Que se soit Jacques Lacarrière, Michel Foucault, Emma Becker ou encore Franzobel, pour n'en nommer que quelques uns, nous devrions avoir plus de discernements, du moins un peu mieux que les officiers subalternes du capitaine de La Méduse, qui n'ont pas réagis au moment propice. C'est à nous de prendre les décisions et d'assumer.
Ce n'est pas le courage que de faire souffrir son corps, pas plus que c'est de la bravoure que de ce précipiter dans le danger, ou bien de s'enfermer dans son inconscience, où ses passions tristes.
Alors, si c'est le cas, je citerais le 2è médecin du bord de La Méduse : Jean-Baptiste Henri Savigny, lorsqu'il décrit le cerveau humain en discutant avec Victor :

«  Peut-être que ce que nous prenons pour de la pensée n'est qu'un mélange d'oignons et de haricots cuits. Quand on ouvre un crâne... »
Franzobel
À ce point de folie
Page -84-
C'est une manière de penser qui en plus de me plaire m'interpelle. À méditer !

Bonne nuit Carmilla
Richard St-Laurent

Richard a dit…

Bonjour Carmilla.

« La volonté de l'homme est son enfer. »

Franzobel
À ce point de folie
Page -533-

Bonne fin de journée

Richard St-Laurent

Carmilla Le Golem a dit…

Merci Richard,

Je constate que vous avez sensiblement progressé dans la lecture de Franzobel.

On peut penser en effet que notre époque est celle d'un refoulement du corps. Le meilleur exemple en est celui du transhumanisme qui se propose tout simplement de télécharger les données de notre cerveau. L'immortalité comme pur esprit débarrassé des soucis du corps. Cependant, si le corps est une souffrance, il est aussi le lieu des passions.
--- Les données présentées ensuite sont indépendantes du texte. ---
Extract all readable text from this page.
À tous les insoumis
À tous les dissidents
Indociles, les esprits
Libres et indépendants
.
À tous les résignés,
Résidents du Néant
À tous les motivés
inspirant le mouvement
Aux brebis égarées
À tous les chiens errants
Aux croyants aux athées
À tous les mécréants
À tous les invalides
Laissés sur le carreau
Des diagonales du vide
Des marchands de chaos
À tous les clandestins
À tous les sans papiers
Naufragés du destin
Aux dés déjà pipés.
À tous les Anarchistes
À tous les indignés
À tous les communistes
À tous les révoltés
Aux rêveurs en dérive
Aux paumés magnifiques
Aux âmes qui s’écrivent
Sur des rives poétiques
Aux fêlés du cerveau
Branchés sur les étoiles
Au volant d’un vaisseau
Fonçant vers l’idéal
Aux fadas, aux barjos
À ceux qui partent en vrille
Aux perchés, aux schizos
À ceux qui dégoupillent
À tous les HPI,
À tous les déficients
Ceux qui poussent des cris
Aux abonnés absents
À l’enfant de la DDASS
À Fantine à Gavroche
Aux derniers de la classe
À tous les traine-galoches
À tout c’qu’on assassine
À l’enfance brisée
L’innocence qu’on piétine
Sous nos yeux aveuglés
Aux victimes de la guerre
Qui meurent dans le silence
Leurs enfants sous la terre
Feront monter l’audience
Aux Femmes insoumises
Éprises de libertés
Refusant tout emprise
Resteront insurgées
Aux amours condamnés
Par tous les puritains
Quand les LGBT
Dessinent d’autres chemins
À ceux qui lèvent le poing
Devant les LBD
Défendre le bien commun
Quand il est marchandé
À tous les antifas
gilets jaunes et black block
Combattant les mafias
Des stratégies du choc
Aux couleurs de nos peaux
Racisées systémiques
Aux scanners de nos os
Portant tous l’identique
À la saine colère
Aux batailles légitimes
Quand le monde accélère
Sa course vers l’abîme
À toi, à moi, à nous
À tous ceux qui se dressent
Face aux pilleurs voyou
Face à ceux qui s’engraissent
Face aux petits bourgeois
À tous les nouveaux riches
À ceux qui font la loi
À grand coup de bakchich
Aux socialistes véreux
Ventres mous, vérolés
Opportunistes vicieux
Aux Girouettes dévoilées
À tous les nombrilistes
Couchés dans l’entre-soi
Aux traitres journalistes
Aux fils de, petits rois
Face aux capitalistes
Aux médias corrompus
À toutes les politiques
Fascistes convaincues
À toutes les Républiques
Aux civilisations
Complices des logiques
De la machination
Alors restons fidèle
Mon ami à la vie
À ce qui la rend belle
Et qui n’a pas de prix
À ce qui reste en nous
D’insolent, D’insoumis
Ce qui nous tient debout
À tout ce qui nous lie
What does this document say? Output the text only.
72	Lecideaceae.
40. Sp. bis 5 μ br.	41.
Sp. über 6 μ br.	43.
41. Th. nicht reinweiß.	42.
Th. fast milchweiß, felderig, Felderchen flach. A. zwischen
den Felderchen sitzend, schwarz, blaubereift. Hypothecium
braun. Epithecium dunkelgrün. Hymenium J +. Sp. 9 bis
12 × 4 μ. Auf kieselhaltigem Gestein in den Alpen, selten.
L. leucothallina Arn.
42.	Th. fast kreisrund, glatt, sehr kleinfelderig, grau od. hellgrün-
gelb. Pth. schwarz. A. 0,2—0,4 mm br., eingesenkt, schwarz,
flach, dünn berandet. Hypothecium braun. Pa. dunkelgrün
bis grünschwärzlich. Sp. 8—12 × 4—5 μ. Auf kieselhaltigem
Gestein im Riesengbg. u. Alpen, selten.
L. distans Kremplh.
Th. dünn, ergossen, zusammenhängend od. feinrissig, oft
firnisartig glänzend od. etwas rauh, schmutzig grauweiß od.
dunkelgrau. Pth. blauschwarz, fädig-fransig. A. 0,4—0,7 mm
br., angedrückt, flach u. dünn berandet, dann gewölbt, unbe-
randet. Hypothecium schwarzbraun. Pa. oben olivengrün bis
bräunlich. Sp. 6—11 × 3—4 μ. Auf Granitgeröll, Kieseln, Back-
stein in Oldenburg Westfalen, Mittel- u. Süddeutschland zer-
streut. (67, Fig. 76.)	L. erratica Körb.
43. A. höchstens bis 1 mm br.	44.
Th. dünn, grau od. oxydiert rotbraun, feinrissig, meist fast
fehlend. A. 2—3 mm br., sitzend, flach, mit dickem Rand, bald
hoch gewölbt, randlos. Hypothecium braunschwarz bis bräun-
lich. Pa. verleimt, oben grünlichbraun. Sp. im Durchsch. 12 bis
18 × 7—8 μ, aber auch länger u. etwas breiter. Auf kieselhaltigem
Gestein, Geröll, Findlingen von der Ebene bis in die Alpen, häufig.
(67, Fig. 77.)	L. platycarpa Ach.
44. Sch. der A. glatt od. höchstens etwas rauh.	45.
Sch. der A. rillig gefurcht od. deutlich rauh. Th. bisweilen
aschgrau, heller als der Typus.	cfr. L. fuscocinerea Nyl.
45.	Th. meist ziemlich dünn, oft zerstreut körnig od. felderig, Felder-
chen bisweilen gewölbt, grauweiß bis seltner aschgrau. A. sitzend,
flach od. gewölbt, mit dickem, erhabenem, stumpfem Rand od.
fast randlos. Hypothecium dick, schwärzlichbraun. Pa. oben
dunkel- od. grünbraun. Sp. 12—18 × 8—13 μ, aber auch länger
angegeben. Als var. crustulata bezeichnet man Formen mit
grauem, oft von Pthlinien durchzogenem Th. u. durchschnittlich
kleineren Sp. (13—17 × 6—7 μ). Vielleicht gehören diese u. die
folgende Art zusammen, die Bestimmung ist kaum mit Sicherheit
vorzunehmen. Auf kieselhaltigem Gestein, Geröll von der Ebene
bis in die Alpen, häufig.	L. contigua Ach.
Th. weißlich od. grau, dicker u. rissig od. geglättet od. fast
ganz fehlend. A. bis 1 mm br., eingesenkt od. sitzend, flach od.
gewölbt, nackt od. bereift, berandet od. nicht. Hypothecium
Et que serait une vie sans passions ?

Bien à vous,

Carmilla

Richard a dit…

Bonjour Carmilla !


Il appert que Franzobel est plus facile à lire que Michel Foucault, mais il en demeure très pertinent autant que Foucault. Cet auteur autrichien soulève bien des questions, sur notre nature humaine profonde, qui peut se transformer lorsque des événements imprévisibles surgissent.

Cette idée de télécharger des données dans notre cerveau provoque chez moi un certain malaise.

Qui sait, c'est peut-être nos passions humaines qui nous sauverons ?

Excellent Franzobel : Pourquoi, il n'a pratiquement pas été traduit en français ?

Bonne fin de journée

Richard St-Laurent

Carmilla Le Golem a dit…

Merci Richard,

Franzobel, c'est effectivement plus facile à lire que Michel Foucault. Son livre est un véritable "page turner" avec des questions essentielles.

Il montre bien que chacun de nous, quelles que soient par ailleurs ses convictions, est capable du pire dans des conditions inhabituelles. C'est ce que l'on appelle la banalité du Mal.